Group of prisoners on hunger strike to demand unity
ArabNyheter | 2012/06/04Ingen kommentar
Occupied Nablus-Arab Nyheter
Eight Palestinians jailed in Israel have
been on hunger strike for a week to demand Palestinian factions
implement a reconciliation deal, the Palestinian Prisoners Society said
Sunday.
The prisoners said they will not eat until
political parties end the five-year division between the Gaza Strip and
the West Bank. Another group of detainees will join the hunger strike on
the anniversary of the split on June 14, the group said.
"We chose this time specifically to tell
all those who are thinking of procrastinating with the reconciliation
process that we won’t allow that to happen, even if we pay the price
with our lives for the implementation of the reconciliation," hunger
striker Nasser Al-Shawish told the society.
For seven days, Nasser Al-Shawish, Mohammad
Hamama, Abdul Atheem Abdul Haq, Issa Zain Al-Din, Abdul Rahman Othman
in Gilboa prison and Nasser Abu Kushk, Ahed Nasasrah and Bilal Bahloul
in Shatta jail, have been on hunger strike.
Hamas and Fatah have led separate governments in Gaza and the West Bank since they split amid bitter fighting in 2007.
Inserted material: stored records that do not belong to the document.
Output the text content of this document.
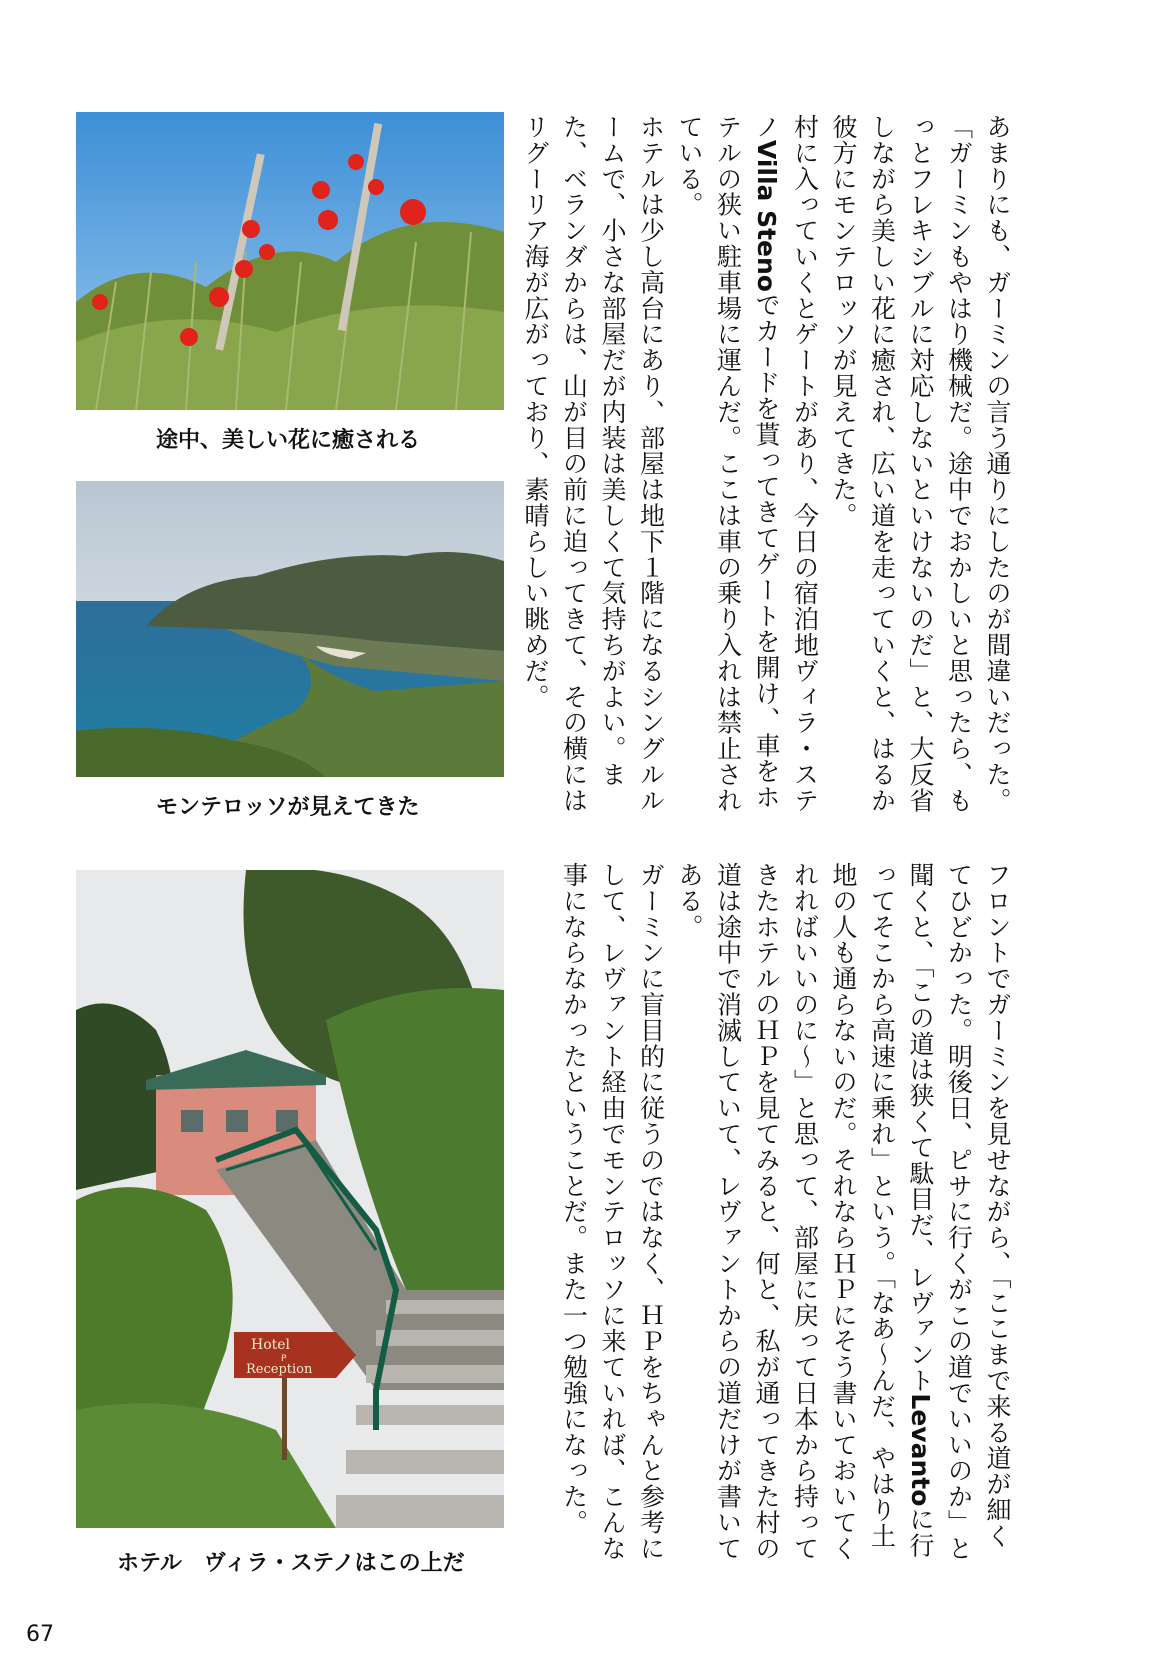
途中、美しい花に癒される
モンテロッソが見えてきた
Hotel
P
Reception
ホテル　ヴィラ・ステノはこの上だ

あまりにも、ガーミンの言う通りにしたのが間違いだった。

「ガーミンもやはり機械だ。途中でおかしいと思ったら、もっとフレキシブルに対応しないといけないのだ」と、大反省しながら美しい花に癒され、広い道を走っていくと、はるか彼方にモンテロッソが見えてきた。

村に入っていくとゲートがあり、今日の宿泊地ヴィラ・ステノVilla Stenoでカードを貰ってきてゲートを開け、車をホテルの狭い駐車場に運んだ。ここは車の乗り入れは禁止されている。

ホテルは少し高台にあり、部屋は地下１階になるシングルルームで、小さな部屋だが内装は美しくて気持ちがよい。また、ベランダからは、山が目の前に迫ってきて、その横にはリグーリア海が広がっており、素晴らしい眺めだ。

フロントでガーミンを見せながら、「ここまで来る道が細くてひどかった。明後日、ピサに行くがこの道でいいのか」と聞くと、「この道は狭くて駄目だ、レヴァントLevantoに行ってそこから高速に乗れ」という。「なあ〜んだ、やはり土地の人も通らないのだ。それならＨＰにそう書いておいてくれればいいのに〜」と思って、部屋に戻って日本から持ってきたホテルのＨＰを見てみると、何と、私が通ってきた村の道は途中で消滅していて、レヴァントからの道だけが書いてある。

ガーミンに盲目的に従うのではなく、ＨＰをちゃんと参考にして、レヴァント経由でモンテロッソに来ていれば、こんな事にならなかったということだ。また一つ勉強になった。

67
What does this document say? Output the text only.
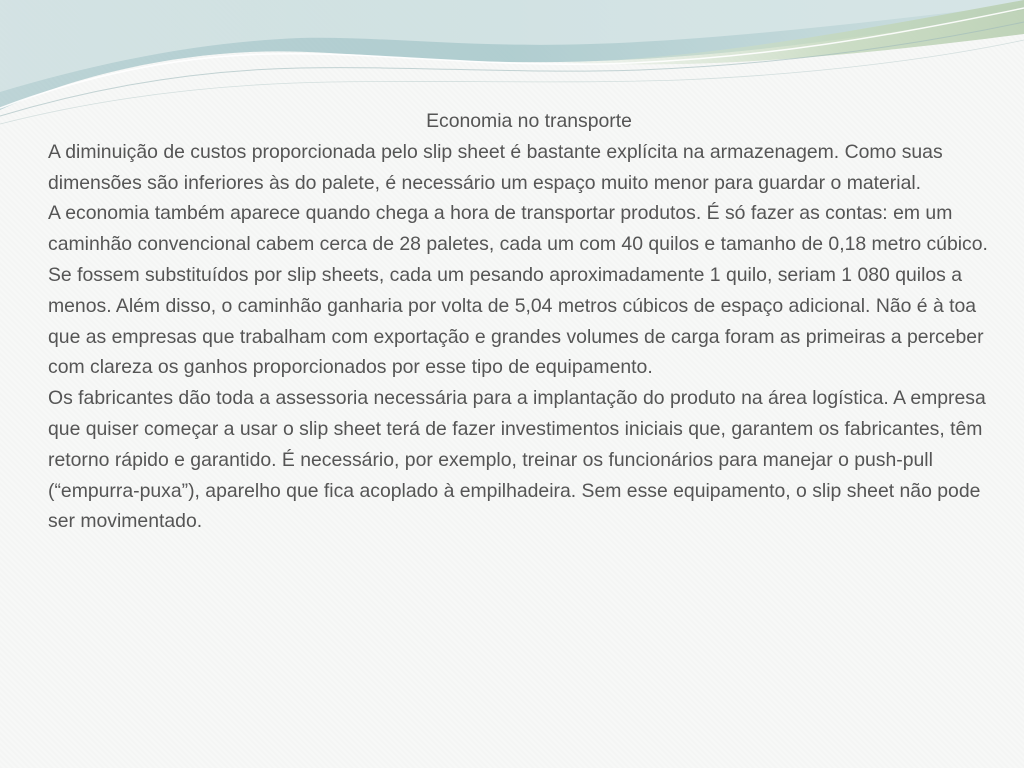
Economia no transporte

A diminuição de custos proporcionada pelo slip sheet é bastante explícita na armazenagem. Como suas dimensões são inferiores às do palete, é necessário um espaço muito menor para guardar o material.

A economia também aparece quando chega a hora de transportar produtos. É só fazer as contas: em um caminhão convencional cabem cerca de 28 paletes, cada um com 40 quilos e tamanho de 0,18 metro cúbico. Se fossem substituídos por slip sheets, cada um pesando aproximadamente 1 quilo, seriam 1 080 quilos a menos. Além disso, o caminhão ganharia por volta de 5,04 metros cúbicos de espaço adicional. Não é à toa que as empresas que trabalham com exportação e grandes volumes de carga foram as primeiras a perceber com clareza os ganhos proporcionados por esse tipo de equipamento.

Os fabricantes dão toda a assessoria necessária para a implantação do produto na área logística. A empresa que quiser começar a usar o slip sheet terá de fazer investimentos iniciais que, garantem os fabricantes, têm retorno rápido e garantido. É necessário, por exemplo, treinar os funcionários para manejar o push-pull (“empurra-puxa”), aparelho que fica acoplado à empilhadeira. Sem esse equipamento, o slip sheet não pode ser movimentado.
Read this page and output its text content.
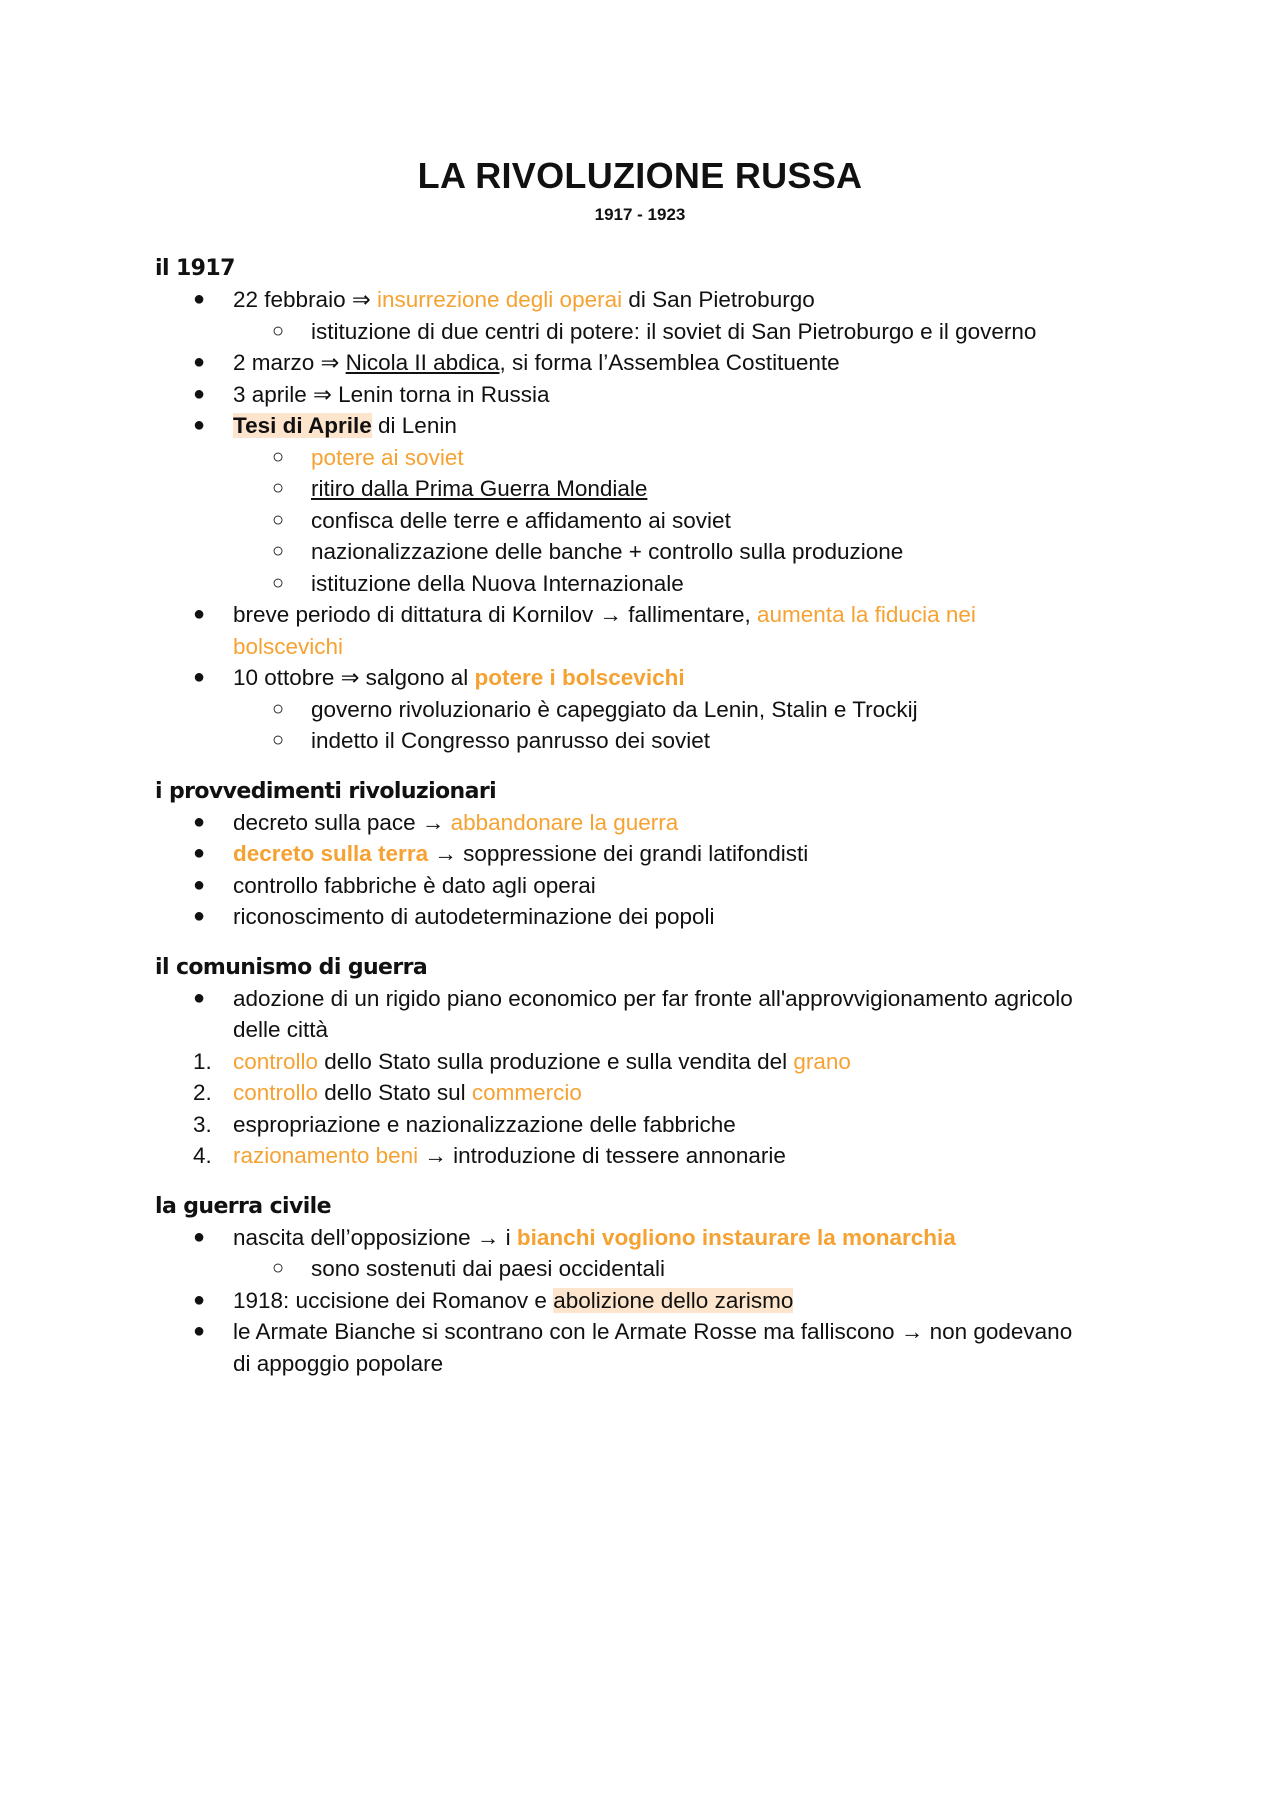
LA RIVOLUZIONE RUSSA
1917 - 1923
il 1917
● 22 febbraio ⇒ insurrezione degli operai di San Pietroburgo
○ istituzione di due centri di potere: il soviet di San Pietroburgo e il governo
● 2 marzo ⇒ Nicola II abdica, si forma l’Assemblea Costituente
● 3 aprile ⇒ Lenin torna in Russia
● Tesi di Aprile di Lenin
○ potere ai soviet
○ ritiro dalla Prima Guerra Mondiale
○ confisca delle terre e affidamento ai soviet
○ nazionalizzazione delle banche + controllo sulla produzione
○ istituzione della Nuova Internazionale
● breve periodo di dittatura di Kornilov → fallimentare, aumenta la fiducia nei
bolscevichi
● 10 ottobre ⇒ salgono al potere i bolscevichi
○ governo rivoluzionario è capeggiato da Lenin, Stalin e Trockij
○ indetto il Congresso panrusso dei soviet
i provvedimenti rivoluzionari
● decreto sulla pace → abbandonare la guerra
● decreto sulla terra → soppressione dei grandi latifondisti
● controllo fabbriche è dato agli operai
● riconoscimento di autodeterminazione dei popoli
il comunismo di guerra
● adozione di un rigido piano economico per far fronte all'approvvigionamento agricolo
delle città
1. controllo dello Stato sulla produzione e sulla vendita del grano
2. controllo dello Stato sul commercio
3. espropriazione e nazionalizzazione delle fabbriche
4. razionamento beni → introduzione di tessere annonarie
la guerra civile
● nascita dell’opposizione → i bianchi vogliono instaurare la monarchia
○ sono sostenuti dai paesi occidentali
● 1918: uccisione dei Romanov e abolizione dello zarismo
● le Armate Bianche si scontrano con le Armate Rosse ma falliscono → non godevano
di appoggio popolare
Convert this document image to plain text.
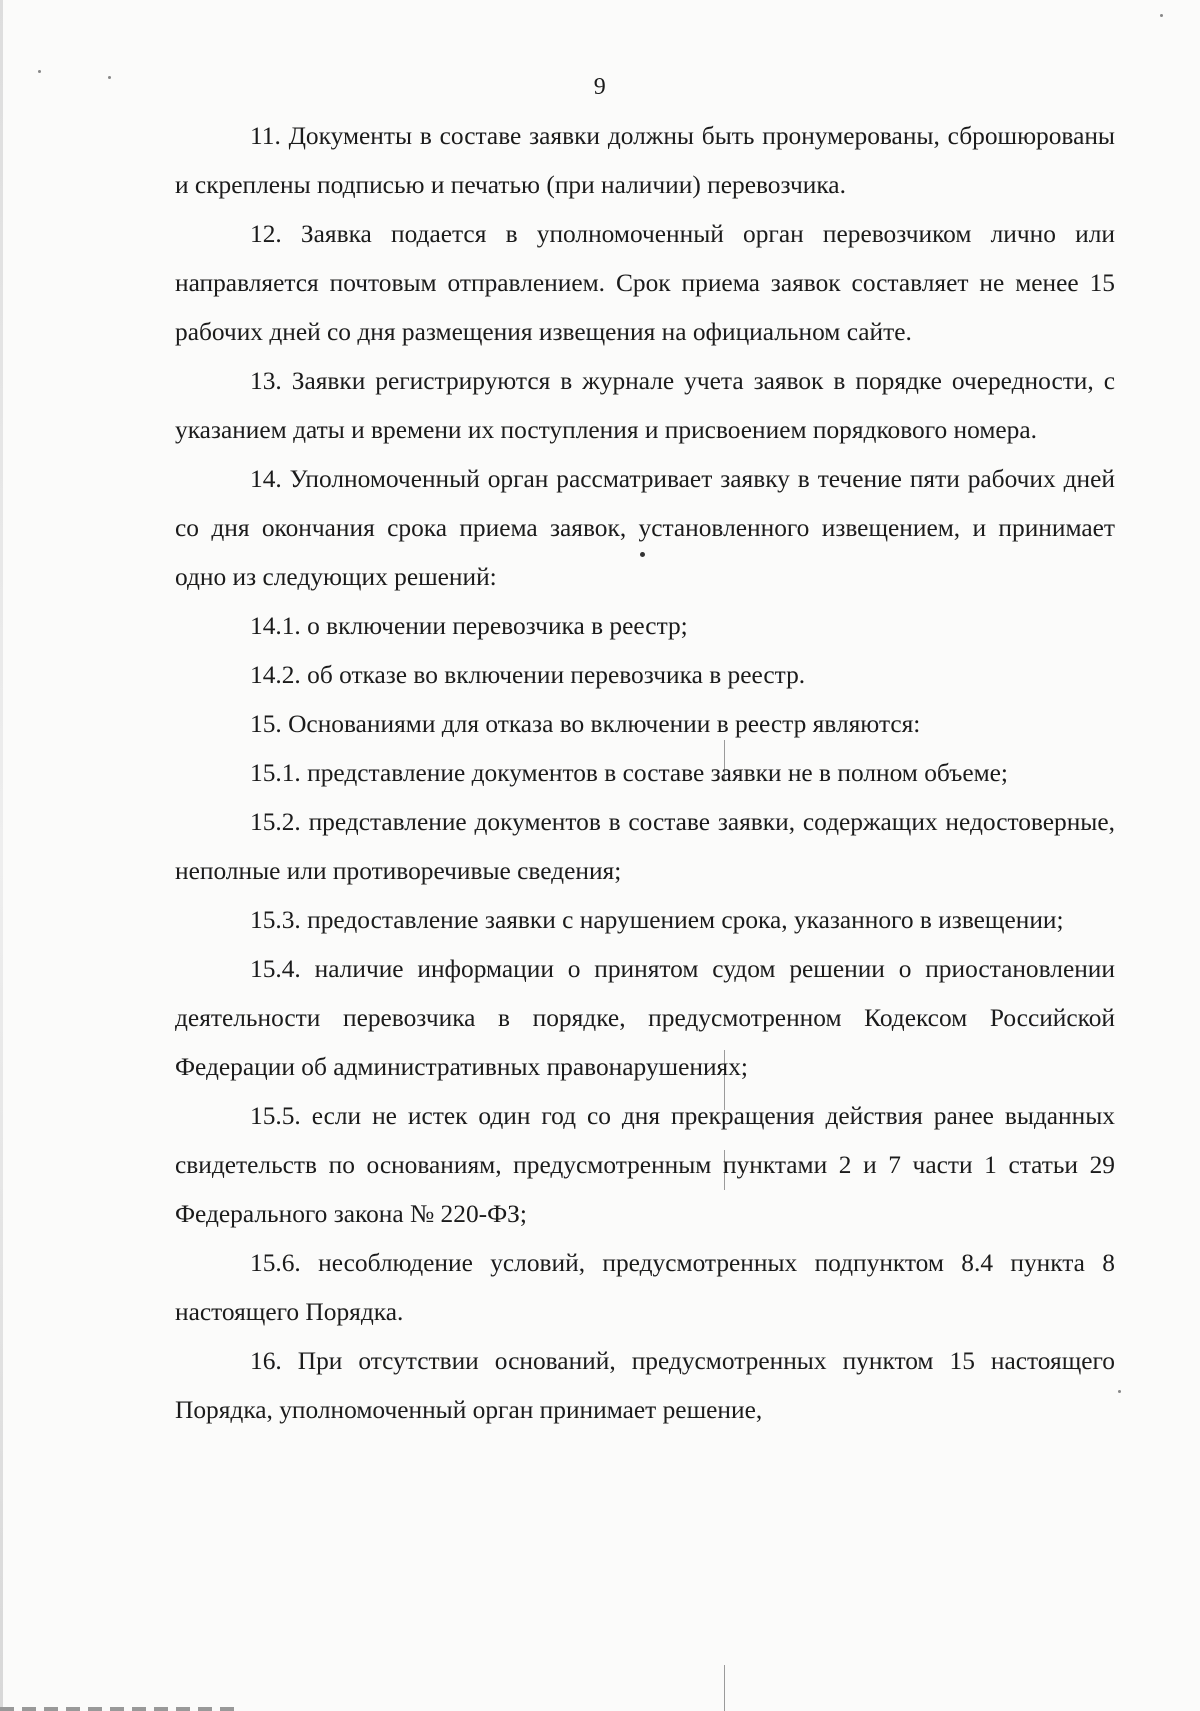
9

11. Документы в составе заявки должны быть пронумерованы, сброшюрованы и скреплены подписью и печатью (при наличии) перевозчика.

12. Заявка подается в уполномоченный орган перевозчиком лично или направляется почтовым отправлением. Срок приема заявок составляет не менее 15 рабочих дней со дня размещения извещения на официальном сайте.

13. Заявки регистрируются в журнале учета заявок в порядке очередности, с указанием даты и времени их поступления и присвоением порядкового номера.

14. Уполномоченный орган рассматривает заявку в течение пяти рабочих дней со дня окончания срока приема заявок, установленного извещением, и принимает одно из следующих решений:

14.1. о включении перевозчика в реестр;

14.2. об отказе во включении перевозчика в реестр.

15. Основаниями для отказа во включении в реестр являются:

15.1. представление документов в составе заявки не в полном объеме;

15.2. представление документов в составе заявки, содержащих недостоверные, неполные или противоречивые сведения;

15.3. предоставление заявки с нарушением срока, указанного в извещении;

15.4. наличие информации о принятом судом решении о приостановлении деятельности перевозчика в порядке, предусмотренном Кодексом Российской Федерации об административных правонарушениях;

15.5. если не истек один год со дня прекращения действия ранее выданных свидетельств по основаниям, предусмотренным пунктами 2 и 7 части 1 статьи 29 Федерального закона № 220-ФЗ;

15.6. несоблюдение условий, предусмотренных подпунктом 8.4 пункта 8 настоящего Порядка.

16. При отсутствии оснований, предусмотренных пунктом 15 настоящего Порядка, уполномоченный орган принимает решение,
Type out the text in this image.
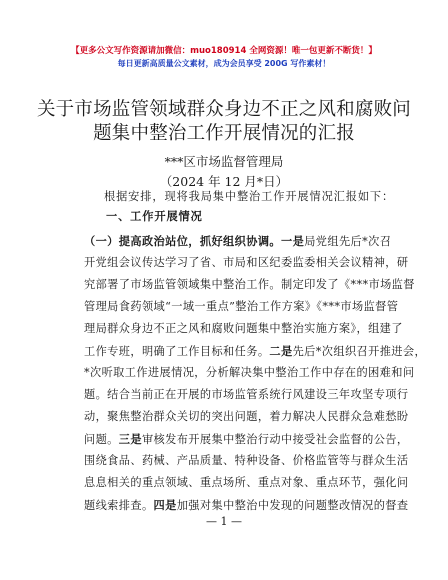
【更多公文写作资源请加微信：muo180914 全网资源！唯一包更新不断货！】
每日更新高质量公文素材，成为会员享受 200G 写作素材！
关于市场监管领域群众身边不正之风和腐败问
题集中整治工作开展情况的汇报
***区市场监督管理局
（2024 年 12 月*日）
根据安排，现将我局集中整治工作开展情况汇报如下：
一、工作开展情况
（一）提高政治站位，抓好组织协调。一是局党组先后*次召
开党组会议传达学习了省、市局和区纪委监委相关会议精神，研
究部署了市场监管领域集中整治工作。制定印发了《***市场监督
管理局食药领域“一域一重点”整治工作方案》《***市场监督管
理局群众身边不正之风和腐败问题集中整治实施方案》，组建了
工作专班，明确了工作目标和任务。二是先后*次组织召开推进会，
*次听取工作进展情况，分析解决集中整治工作中存在的困难和问
题。结合当前正在开展的市场监管系统行风建设三年攻坚专项行
动，聚焦整治群众关切的突出问题，着力解决人民群众急难愁盼
问题。三是审核发布开展集中整治行动中接受社会监督的公告，
围绕食品、药械、产品质量、特种设备、价格监管等与群众生活
息息相关的重点领域、重点场所、重点对象、重点环节，强化问
题线索排查。四是加强对集中整治中发现的问题整改情况的督查
— 1 —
In May 2011, Fatah leader President Mahmoud
Abbas and Hamas chief Khalid Mashaal pledged in Cairo to form a
government to prepare for elections within one year. The deal stalled as
factions continued to trade accusations over its implementation.
In recent weeks party leaders again pledged
to establish a unity government of technocrats to oversee elections,
after the electoral body was given the green light by the Hamas
government in Gaza to start preparations for a poll.